As the Peter and Patricia Gruber Foundation recognizes... "these observations required the development of new techniques that use supernovae
exploding within distant galaxies to measure precise distances across a large fraction of the observable Universe. The discovery of the accelerated expansion has radically
changed our perception of cosmic evolution."

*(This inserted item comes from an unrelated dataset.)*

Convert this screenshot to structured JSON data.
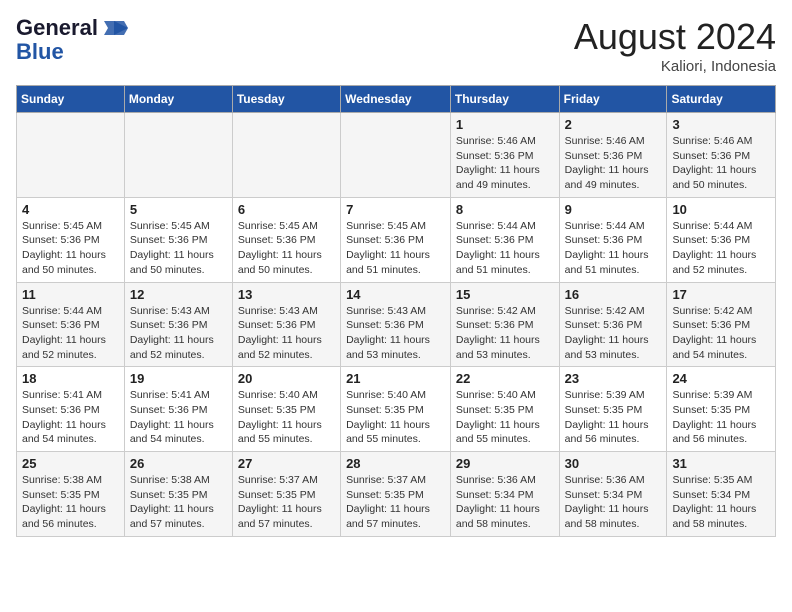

This outstanding result was achieved using the most powerful telescopes in the
world, and in particular, the members of the Supernova Cosmology Project (SCP) team have been using the telescopes of the Isaac Newton Group
since the early nineties extensively. A special mention goes to Pilar Ruiz-Lapuente (University of Barcelona) and Nic Walton (formerly support astronomer at the
Isaac Newton Group of Telescopes), who have been responsible for most of the data obtained with the ING telescopes. More recently Javier Méndez (ING)
joined the SCP team.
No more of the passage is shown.